Since then, the technological improvements have seen the cost of separating the bitumen from a mixture of sand, water and clay fall from more than C$25 per barrel to less than half that – savings that afford companies a “safety net” for a time when oil prices fall.

“It’s technology that got us where we are today and it’s going to be technology that gets us where we need to go,” says Eric Newell, who retired after 14 years as chief executive officer of Syncrude Canada, the consortium that will soon pump 350,000 barrels per day from the oil sands.

Scorning those who question the economics of the oil sands, he says there’s a wave of new technology being developed that makes him very bullish about the resource.

Advances needed

The need for advances is critical.

Natural gas is a vital element in the extraction and processing of raw bitumen. In simple terms, you need energy to produce energy.

To achieve the ambitious target of five million barrels per day of oil sands output would consume an “unthinkable” 60 percent of all the natural gas from Western Canada and the Arctic, the Alberta Chamber of Resources warns.

But the chamber acknowledges that many areas of fundamental science have brought the oil sands to their current advanced stage and new science has the potential to provide long-term answers.
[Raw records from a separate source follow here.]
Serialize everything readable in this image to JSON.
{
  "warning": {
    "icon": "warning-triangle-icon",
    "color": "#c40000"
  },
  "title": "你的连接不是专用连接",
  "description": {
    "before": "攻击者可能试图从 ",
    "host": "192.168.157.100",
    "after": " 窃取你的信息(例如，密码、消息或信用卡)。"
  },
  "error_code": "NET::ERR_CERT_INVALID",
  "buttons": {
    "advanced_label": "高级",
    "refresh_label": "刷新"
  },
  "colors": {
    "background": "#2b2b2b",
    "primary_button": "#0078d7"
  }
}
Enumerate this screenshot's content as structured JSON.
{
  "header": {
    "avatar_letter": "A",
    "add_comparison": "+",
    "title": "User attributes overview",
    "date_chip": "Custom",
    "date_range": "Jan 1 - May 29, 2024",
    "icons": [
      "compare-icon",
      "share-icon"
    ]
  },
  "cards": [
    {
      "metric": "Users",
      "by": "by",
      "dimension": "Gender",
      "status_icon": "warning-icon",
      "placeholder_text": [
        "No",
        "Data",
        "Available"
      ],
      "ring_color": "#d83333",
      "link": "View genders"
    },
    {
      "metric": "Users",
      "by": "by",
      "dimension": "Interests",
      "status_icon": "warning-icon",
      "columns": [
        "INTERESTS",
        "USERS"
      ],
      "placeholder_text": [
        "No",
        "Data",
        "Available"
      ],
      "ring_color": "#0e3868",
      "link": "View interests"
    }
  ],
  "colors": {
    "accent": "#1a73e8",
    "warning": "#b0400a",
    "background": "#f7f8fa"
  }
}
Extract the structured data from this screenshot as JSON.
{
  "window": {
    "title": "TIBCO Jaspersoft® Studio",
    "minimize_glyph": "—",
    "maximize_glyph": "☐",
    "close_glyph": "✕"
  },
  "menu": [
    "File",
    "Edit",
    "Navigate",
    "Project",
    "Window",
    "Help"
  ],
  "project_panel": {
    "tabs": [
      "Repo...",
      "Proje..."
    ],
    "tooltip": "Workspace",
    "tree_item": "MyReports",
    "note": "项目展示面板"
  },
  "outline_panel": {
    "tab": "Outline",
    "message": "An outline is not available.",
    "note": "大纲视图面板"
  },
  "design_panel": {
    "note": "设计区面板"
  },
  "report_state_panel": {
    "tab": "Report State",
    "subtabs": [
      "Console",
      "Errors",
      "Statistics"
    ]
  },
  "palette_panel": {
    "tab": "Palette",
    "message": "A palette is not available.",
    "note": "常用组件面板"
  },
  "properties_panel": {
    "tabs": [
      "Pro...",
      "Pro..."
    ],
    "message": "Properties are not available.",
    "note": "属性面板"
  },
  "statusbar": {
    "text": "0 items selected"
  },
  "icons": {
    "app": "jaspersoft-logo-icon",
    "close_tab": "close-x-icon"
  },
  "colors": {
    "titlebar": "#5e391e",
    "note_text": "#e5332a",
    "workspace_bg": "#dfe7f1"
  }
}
The need for breakthroughs is emphasized by John Richels, president of Devon Energy, who says that “if we are going to exploit and properly develop the oil sands, we have to find a way that involves something more than truck and shovel or conventional mining techniques.”
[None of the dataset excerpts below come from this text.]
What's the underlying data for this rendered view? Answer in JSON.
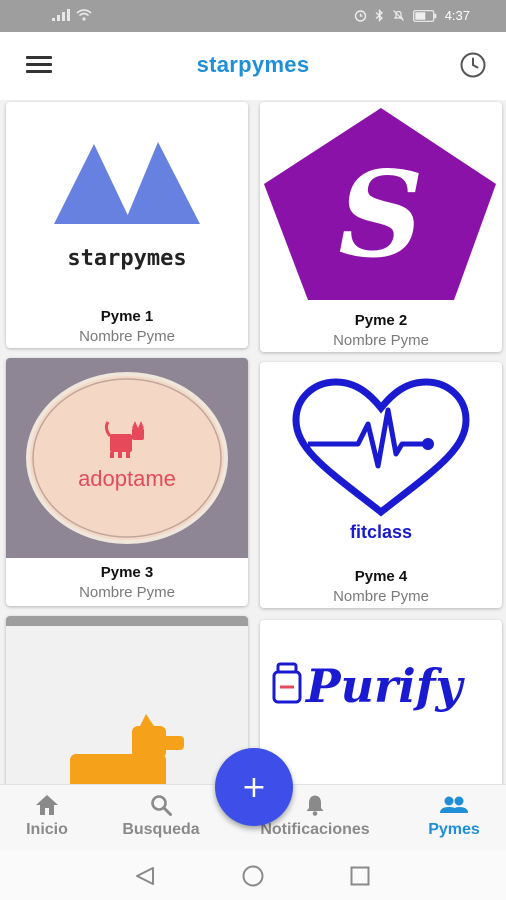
{
  "status_bar": {
    "time": "4:37"
  },
  "app_bar": {
    "title": "starpymes"
  },
  "cards": [
    {
      "name": "Pyme 1",
      "subtitle": "Nombre Pyme",
      "logo_text": "starpymes"
    },
    {
      "name": "Pyme 2",
      "subtitle": "Nombre Pyme",
      "logo_text": "S"
    },
    {
      "name": "Pyme 3",
      "subtitle": "Nombre Pyme",
      "logo_text": "adoptame"
    },
    {
      "name": "Pyme 4",
      "subtitle": "Nombre Pyme",
      "logo_text": "fitclass"
    },
    {
      "name": "",
      "subtitle": "",
      "logo_text": ""
    },
    {
      "name": "",
      "subtitle": "",
      "logo_text": "Purify"
    }
  ],
  "fab": {
    "label": "+"
  },
  "bottom_nav": {
    "items": [
      {
        "label": "Inicio",
        "icon": "home-icon"
      },
      {
        "label": "Busqueda",
        "icon": "search-icon"
      },
      {
        "label": "Notificaciones",
        "icon": "bell-icon"
      },
      {
        "label": "Pymes",
        "icon": "group-icon"
      }
    ],
    "active_index": 3
  },
  "colors": {
    "accent": "#1e8fd8",
    "fab": "#3d4fe8",
    "nav_inactive": "#8a8a8a"
  }
}
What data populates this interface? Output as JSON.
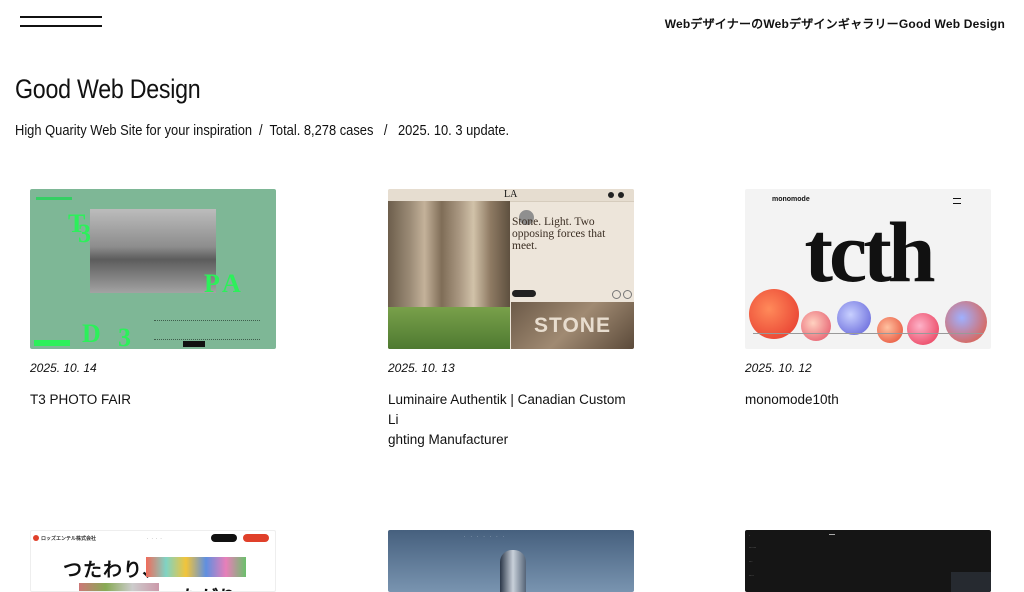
{
  "header": {
    "tagline": "WebデザイナーのWebデザインギャラリーGood Web Design"
  },
  "hero": {
    "title": "Good Web Design",
    "desc": "High Quarity Web Site for your inspiration",
    "total": "Total. 8,278 cases",
    "update": "2025. 10. 3 update."
  },
  "cards": [
    {
      "date": "2025. 10. 14",
      "title": "T3 PHOTO FAIR"
    },
    {
      "date": "2025. 10. 13",
      "title": "Luminaire Authentik | Canadian Custom Li\nghting Manufacturer"
    },
    {
      "date": "2025. 10. 12",
      "title": "monomode10th"
    }
  ],
  "thumbs": {
    "t2_logo": "LA",
    "t2_headline": "Stone. Light. Two opposing forces that meet.",
    "t2_stone": "STONE",
    "t3_brand": "monomode",
    "t3_big": "tcth",
    "t4_company": "ロッズエンテル株式会社",
    "t4_copy1": "つたわり、",
    "t4_copy2": "つながり"
  },
  "colors": {
    "green_thumb": "#7eb796",
    "beige_thumb": "#ede5da",
    "accent_red": "#e0402a"
  }
}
What are the possibilities?

So what answers might lie in the alphabet soup?

SAGD – Developed in 1978 by Roger Butler at Imperial Oil, it involves drilling twin wells to bitumen deposits that are buried too deep to scoop out with mechanical shovels.

One well injects steam that breaks down the bitumen and forces it to the surface through the second well. EnCana and Petro-Canada have advanced to using SAGD for full-scale production.
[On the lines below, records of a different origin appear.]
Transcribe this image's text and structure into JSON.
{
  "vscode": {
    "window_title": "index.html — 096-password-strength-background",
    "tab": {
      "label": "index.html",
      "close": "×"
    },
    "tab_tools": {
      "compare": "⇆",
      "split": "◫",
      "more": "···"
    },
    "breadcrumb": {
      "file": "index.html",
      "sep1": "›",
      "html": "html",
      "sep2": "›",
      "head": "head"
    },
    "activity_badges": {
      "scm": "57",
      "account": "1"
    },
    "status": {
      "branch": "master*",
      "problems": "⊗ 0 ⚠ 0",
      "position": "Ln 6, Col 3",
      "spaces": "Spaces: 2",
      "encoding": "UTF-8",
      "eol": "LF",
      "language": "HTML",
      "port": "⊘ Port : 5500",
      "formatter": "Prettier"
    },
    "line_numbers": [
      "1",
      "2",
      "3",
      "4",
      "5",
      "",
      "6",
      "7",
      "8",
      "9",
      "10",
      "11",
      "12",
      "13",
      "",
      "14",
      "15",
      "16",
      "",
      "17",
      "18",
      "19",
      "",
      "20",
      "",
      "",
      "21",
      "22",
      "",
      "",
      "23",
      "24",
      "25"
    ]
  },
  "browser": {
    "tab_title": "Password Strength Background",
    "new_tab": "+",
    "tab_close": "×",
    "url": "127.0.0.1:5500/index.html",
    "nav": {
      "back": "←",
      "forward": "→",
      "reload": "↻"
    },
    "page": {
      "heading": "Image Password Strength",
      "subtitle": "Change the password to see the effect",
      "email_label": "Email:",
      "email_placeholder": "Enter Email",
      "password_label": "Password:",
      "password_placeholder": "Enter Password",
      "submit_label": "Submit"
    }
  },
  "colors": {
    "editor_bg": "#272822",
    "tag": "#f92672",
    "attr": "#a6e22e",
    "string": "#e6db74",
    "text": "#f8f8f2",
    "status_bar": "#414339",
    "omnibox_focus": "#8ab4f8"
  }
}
Because SAGD projects can be developed in phases, construction costs are easier to manage than the massive mining ventures.

But there are drawbacks. SAGD requires natural gas to produce steam and needs water – two commodities that are expensive and limited.

MSAR – A possible fuel alternative to natural gas that is made from a mixture of bitumen, water and detergent and has combustion characteristics matching that of gas.

It was first developed by BP and PDVSA, Venezuela’s state-owned oil company, in the 1980s for the heavy oil fields of Venezuela.

MSAR is now being tested in a pilot project involving Petro-Canada, ConocoPhillips, Deer Creek Energy and Paramount Resources.

Quadrise Canada Fuel Systems, a private Calgary-based firm, has assembled a 14-member team to promote the use of MSAR in oil sands in-situ projects over the next few years, projecting the fuel will lower the costs of bitumen production by US$2.50 per barrel compared with natural gas, although it will require the reinjection of carbon dioxide emissions.

VAPEX – It’s a technology that is being tested, using a vaporized solvent such as propane, to reduce the stickiness of bitumen. VAPEX proponents believe their technology will use less steam and water than SAGD, thus lowering costs. VAPEX is thought to be a couple of years away from commercial application.

SAP – A pilot project in Saskatchewan that added a small amount of solvent to steam indicated the flow rate of oil was increased by more than 50 percent. More tests are underway in Alberta.

THAI – Yet another revolutionary technology, this involves pumping air to ignite the bitumen, allowing the oil to flow almost immediately through a second well – thus from the “toe” of the well to the “heel” using air injection, or THAI.

Proponents estimate the method can recover 80 percent of the original oil in place and partially upgrade the crude at the same time.